Andrew Burton Anderson
First name: Andrew Burton
Last Name: Anderson
Hometown: Ottawa, Ontario
Current Residence: Muscat, Oman
Birth Year: 1973
OAC Grad Year(s): BLA 1997
Affiliation: Alumni
OAC Pillar: Communities, Environment
About
The University of Guelph was Andrew Anderson’s first choice for his undergraduate degree due to its internationally renowned Bachelor of Landscape Architecture (BLA) program. His career has led him to a once in a lifetime opportunity, living in Oman and working with an international team of experts to develop a 425-hectare botanic garden that will be a model of conservation and sustainability.

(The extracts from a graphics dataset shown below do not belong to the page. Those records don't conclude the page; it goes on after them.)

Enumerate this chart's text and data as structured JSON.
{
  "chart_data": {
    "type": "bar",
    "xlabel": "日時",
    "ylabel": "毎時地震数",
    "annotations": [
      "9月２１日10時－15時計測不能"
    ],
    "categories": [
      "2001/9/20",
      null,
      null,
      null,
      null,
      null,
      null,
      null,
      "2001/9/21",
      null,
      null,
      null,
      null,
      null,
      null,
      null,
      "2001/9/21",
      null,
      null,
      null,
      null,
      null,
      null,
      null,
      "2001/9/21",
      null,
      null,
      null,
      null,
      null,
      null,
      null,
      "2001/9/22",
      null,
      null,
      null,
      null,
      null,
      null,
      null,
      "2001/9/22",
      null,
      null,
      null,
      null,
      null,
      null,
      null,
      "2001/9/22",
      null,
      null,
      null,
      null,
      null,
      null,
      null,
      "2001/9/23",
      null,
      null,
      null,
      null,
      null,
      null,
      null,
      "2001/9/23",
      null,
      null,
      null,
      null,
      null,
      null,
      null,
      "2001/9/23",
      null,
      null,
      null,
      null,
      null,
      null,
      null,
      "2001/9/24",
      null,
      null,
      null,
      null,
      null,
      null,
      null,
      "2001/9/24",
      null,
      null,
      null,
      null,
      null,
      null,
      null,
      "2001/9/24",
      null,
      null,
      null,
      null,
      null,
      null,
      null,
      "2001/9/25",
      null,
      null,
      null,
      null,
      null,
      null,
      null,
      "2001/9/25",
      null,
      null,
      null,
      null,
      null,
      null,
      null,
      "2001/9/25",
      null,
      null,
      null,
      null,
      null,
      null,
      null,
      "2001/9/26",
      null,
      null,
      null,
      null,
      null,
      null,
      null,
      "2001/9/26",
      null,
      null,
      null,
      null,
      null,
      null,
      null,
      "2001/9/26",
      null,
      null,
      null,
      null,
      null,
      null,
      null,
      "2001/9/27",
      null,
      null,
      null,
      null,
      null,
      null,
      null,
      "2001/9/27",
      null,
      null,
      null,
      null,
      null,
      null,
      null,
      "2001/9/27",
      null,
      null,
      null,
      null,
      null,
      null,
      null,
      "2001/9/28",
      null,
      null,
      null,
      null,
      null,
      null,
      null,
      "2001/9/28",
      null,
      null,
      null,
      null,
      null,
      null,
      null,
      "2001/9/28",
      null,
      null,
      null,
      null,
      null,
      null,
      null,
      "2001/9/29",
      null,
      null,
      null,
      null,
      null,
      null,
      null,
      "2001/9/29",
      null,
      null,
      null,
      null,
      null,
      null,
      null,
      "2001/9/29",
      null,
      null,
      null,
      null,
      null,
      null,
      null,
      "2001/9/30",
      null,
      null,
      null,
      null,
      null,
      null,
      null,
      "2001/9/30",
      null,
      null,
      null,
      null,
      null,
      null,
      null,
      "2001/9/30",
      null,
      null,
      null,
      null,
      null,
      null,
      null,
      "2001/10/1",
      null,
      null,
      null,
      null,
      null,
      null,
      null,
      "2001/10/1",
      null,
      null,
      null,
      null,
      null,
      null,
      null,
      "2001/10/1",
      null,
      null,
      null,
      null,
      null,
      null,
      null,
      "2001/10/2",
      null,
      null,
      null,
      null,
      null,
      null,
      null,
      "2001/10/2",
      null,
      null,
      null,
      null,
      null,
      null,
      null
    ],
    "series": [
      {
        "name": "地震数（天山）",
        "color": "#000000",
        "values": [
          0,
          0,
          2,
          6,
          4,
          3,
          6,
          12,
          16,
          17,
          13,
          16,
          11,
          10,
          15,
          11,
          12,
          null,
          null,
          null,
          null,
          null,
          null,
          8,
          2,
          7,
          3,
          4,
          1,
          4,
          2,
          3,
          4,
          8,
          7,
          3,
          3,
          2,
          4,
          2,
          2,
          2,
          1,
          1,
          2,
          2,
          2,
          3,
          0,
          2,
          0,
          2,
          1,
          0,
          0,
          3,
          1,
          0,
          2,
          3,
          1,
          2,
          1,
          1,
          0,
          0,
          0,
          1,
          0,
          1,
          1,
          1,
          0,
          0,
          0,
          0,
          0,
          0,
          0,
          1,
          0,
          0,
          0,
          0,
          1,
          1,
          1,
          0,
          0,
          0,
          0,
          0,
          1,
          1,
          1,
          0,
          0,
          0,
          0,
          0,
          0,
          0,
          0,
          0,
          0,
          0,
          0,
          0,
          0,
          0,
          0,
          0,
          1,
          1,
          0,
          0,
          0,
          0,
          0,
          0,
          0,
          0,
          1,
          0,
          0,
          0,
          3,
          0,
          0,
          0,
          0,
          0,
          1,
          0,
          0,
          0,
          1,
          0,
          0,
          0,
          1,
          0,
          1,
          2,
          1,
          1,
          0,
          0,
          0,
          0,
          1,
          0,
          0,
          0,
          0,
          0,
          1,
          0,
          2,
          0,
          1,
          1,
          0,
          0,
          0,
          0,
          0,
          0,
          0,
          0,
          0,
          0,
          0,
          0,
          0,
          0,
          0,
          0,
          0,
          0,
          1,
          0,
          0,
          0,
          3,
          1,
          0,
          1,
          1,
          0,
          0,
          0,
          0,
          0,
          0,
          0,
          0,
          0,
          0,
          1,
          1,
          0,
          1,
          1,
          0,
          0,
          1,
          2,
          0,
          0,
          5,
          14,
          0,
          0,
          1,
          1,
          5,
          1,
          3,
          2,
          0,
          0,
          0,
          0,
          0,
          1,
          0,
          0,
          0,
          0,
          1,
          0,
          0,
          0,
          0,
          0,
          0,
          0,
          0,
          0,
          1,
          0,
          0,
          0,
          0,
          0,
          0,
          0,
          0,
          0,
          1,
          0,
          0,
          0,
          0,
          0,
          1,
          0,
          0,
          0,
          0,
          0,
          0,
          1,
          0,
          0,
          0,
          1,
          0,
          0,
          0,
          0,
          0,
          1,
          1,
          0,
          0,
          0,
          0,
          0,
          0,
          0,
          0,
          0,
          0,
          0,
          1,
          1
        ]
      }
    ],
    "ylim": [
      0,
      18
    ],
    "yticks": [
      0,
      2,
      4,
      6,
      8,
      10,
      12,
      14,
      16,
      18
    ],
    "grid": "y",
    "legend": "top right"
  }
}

“My landscape architecture degree changed the course of my life and laid the foundation for my personal and professional path of exploration. It taught me to combine art and science together to create meaningful places that respect both cultural and natural heritage. The lessons I learned on the importance of creativity, freedom of thought and interdisciplinary collaboration remain with me to this day.” – Andrew Anderson
Andrew found his BLA peers and faculty to be collaborative, friendly and welcoming. Landscape architecture students are infamous for working through the night in the studio, together, to meet deadlines. For Andrew and his classmates the relationships that resulted from this collaborative, supportive learning environment never ceased. Just this past summer a group of his classmates, now living on three different continents, met in Canada to go camping together.
After graduating from Guelph, Andrew practiced as a landscape architect for nearly fifteen years and returned to Guelph to teach in the landscape architecture program before deciding to further his own education. After being challenged personally and professionally with the conservation of natural and cultural heritage in the face of insensitive development, he enrolled in the UNESCO Master of Science in World Heritage Management program at University College Dublin in Ireland. As the first landscape architect to obtain this degree, he is now working with an international team of scientists and consultants to develop a conservation-based botanic garden in the Sultanate of Oman.
On the shores of the Arabian Sea, Oman is one of the world’s hidden gems with immense diversity of landscapes, ecosystems and plants with global scientific and environmental significance. These ecosystems and landscapes are of global scientific and environmental significance, and they will be interpreted and celebrated at the new Oman Botanic Garden. Combining his landscape architecture background and biocultural conservation expertise, Andrew acts as the connection point and interface between a large multidisciplinary team of scientists, design consultants and contractors, all working together towards the conservation of some of the world’s most beguiling landscapes.